AI · On-Device
Offline Voice Intelligence
Fully offline conversational AI for Apple Silicon. Local speech-to-text, on-device LLM inference, and multi-turn state management — zero cloud dependency.
The Challenge
Air-gapped
intelligence.
Cloud-based voice assistants transmit every spoken word to remote servers — a fundamental privacy compromise. Professionals working with sensitive information, or users in environments with unreliable connectivity, need conversational AI that operates entirely on-device with zero telemetry and zero network requests.
The challenge was to engineer a voice assistant that matches the conversational quality of cloud services while running completely air-gapped on Apple Silicon hardware.
The Architecture
On-device
pipeline.
Local Speech-to-Text
Continuous audio capture with voice activity detection. Speech segments processed through a local transcription model running natively on Apple Silicon — no audio data leaves the device.
On-Device LLM Inference
Transcribed text is processed by a locally hosted language model optimized for Apple Silicon. Metal GPU acceleration enables low-latency inference with quality comparable to cloud endpoints.
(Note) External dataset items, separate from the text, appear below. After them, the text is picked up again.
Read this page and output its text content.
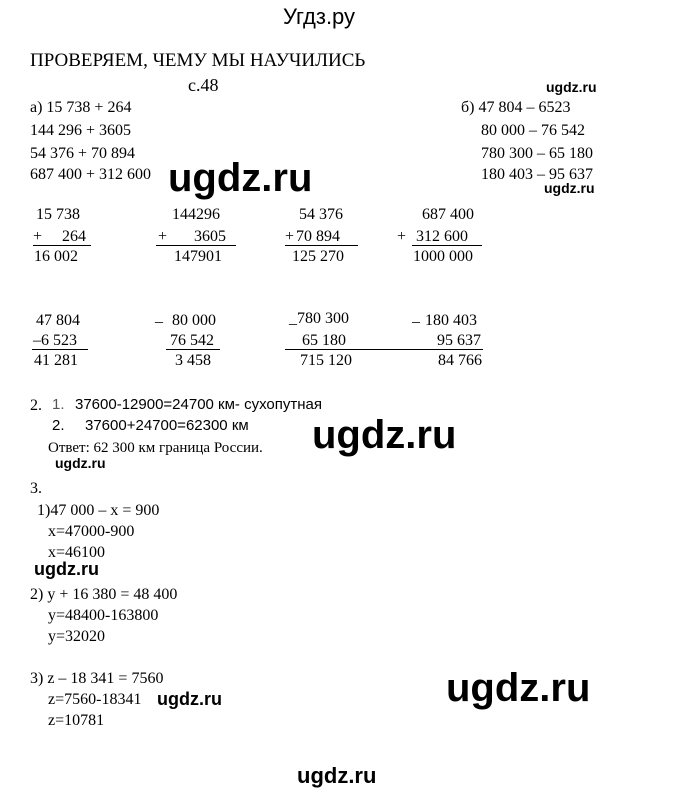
Угдз.ру
ПРОВЕРЯЕМ, ЧЕМУ МЫ НАУЧИЛИСЬ
с.48	ugdz.ru
а) 15 738 + 264
144 296 + 3605
54 376 + 70 894
687 400 + 312 600
б) 47 804 – 6523
80 000 – 76 542
780 300 – 65 180
180 403 – 95 637
ugdz.ru	ugdz.ru
15 738
+ 264
16 002
144296
+ 3605
147901
54 376
+ 70 894
125 270
687 400
+ 312 600
1000 000
47 804
–6 523
41 281
_ 80 000
76 542
3 458
_780 300
65 180
715 120
_ 180 403
95 637
84 766
2. 1. 37600-12900=24700 км- сухопутная
2. 37600+24700=62300 км
Ответ: 62 300 км граница России. ugdz.ru
ugdz.ru
3.
1)47 000 – х = 900
х=47000-900
х=46100
ugdz.ru
2) у + 16 380 = 48 400
у=48400-163800
у=32020
3) z – 18 341 = 7560
z=7560-18341
z=10781
ugdz.ru	ugdz.ru
ugdz.ru
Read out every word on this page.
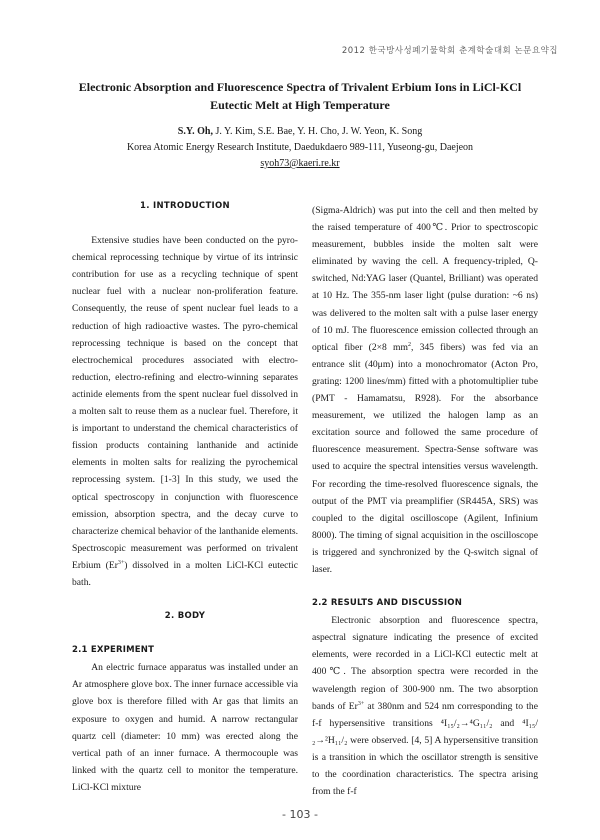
2012 한국방사성폐기물학회 춘계학술대회 논문요약집
Electronic Absorption and Fluorescence Spectra of Trivalent Erbium Ions in LiCl-KCl Eutectic Melt at High Temperature
S.Y. Oh, J. Y. Kim, S.E. Bae, Y. H. Cho, J. W. Yeon, K. Song
Korea Atomic Energy Research Institute, Daedukdaero 989-111, Yuseong-gu, Daejeon
syoh73@kaeri.re.kr

1. INTRODUCTION

Extensive studies have been conducted on the pyro-chemical reprocessing technique by virtue of its intrinsic contribution for use as a recycling technique of spent nuclear fuel with a nuclear non-proliferation feature. Consequently, the reuse of spent nuclear fuel leads to a reduction of high radioactive wastes. The pyro-chemical reprocessing technique is based on the concept that electrochemical procedures associated with electro-reduction, electro-refining and electro-winning separates actinide elements from the spent nuclear fuel dissolved in a molten salt to reuse them as a nuclear fuel. Therefore, it is important to understand the chemical characteristics of fission products containing lanthanide and actinide elements in molten salts for realizing the pyrochemical reprocessing system. [1-3] In this study, we used the optical spectroscopy in conjunction with fluorescence emission, absorption spectra, and the decay curve to characterize chemical behavior of the lanthanide elements. Spectroscopic measurement was performed on trivalent Erbium $(Er^{3+})$ dissolved in a molten LiCl-KCl eutectic bath.

2. BODY

2.1 EXPERIMENT

An electric furnace apparatus was installed under an Ar atmosphere glove box. The inner furnace accessible via glove box is therefore filled with Ar gas that limits an exposure to oxygen and humid. A narrow rectangular quartz cell (diameter: 10 mm) was erected along the vertical path of an inner furnace. A thermocouple was linked with the quartz cell to monitor the temperature. LiCl-KCl mixture

(Sigma-Aldrich) was put into the cell and then melted by the raised temperature of 400℃. Prior to spectroscopic measurement, bubbles inside the molten salt were eliminated by waving the cell. A frequency-tripled, Q-switched, Nd:YAG laser (Quantel, Brilliant) was operated at 10 Hz. The 355-nm laser light (pulse duration: ~6 ns) was delivered to the molten salt with a pulse laser energy of 10 mJ. The fluorescence emission collected through an optical fiber (2×8 $mm^2$, 345 fibers) was fed via an entrance slit (40μm) into a monochromator (Acton Pro, grating: 1200 lines/mm) fitted with a photomultiplier tube (PMT - Hamamatsu, R928). For the absorbance measurement, we utilized the halogen lamp as an excitation source and followed the same procedure of fluorescence measurement. Spectra-Sense software was used to acquire the spectral intensities versus wavelength. For recording the time-resolved fluorescence signals, the output of the PMT via preamplifier (SR445A, SRS) was coupled to the digital oscilloscope (Agilent, Infinium 8000). The timing of signal acquisition in the oscilloscope is triggered and synchronized by the Q-switch signal of laser.

2.2 RESULTS AND DISCUSSION

Electronic absorption and fluorescence spectra, aspectral signature indicating the presence of excited elements, were recorded in a LiCl-KCl eutectic melt at 400℃. The absorption spectra were recorded in the wavelength region of 300-900 nm. The two absorption bands of $Er^{3+}$ at 380nm and 524 nm corresponding to the f-f hypersensitive transitions ⁴I₁₅/₂→⁴G₁₁/₂ and ⁴I₁₅/₂→²H₁₁/₂ were observed. [4, 5] A hypersensitive transition is a transition in which the oscillator strength is sensitive to the coordination characteristics. The spectra arising from the f-f

- 103 -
Multi-Turn Conversation State
Persistent conversation memory enables contextual follow-up queries. Previous exchanges are maintained in a sliding context window, enabling natural multi-turn dialogue without repetition.
The Outcome
Private
by architecture.
The resulting system delivers conversational AI capabilities without any network requirements. Every component — speech recognition, language understanding, and response generation — executes locally on Apple Silicon. The architecture ensures that no data, audio, or query content is transmitted externally, making it suitable for high-security and privacy-critical environments.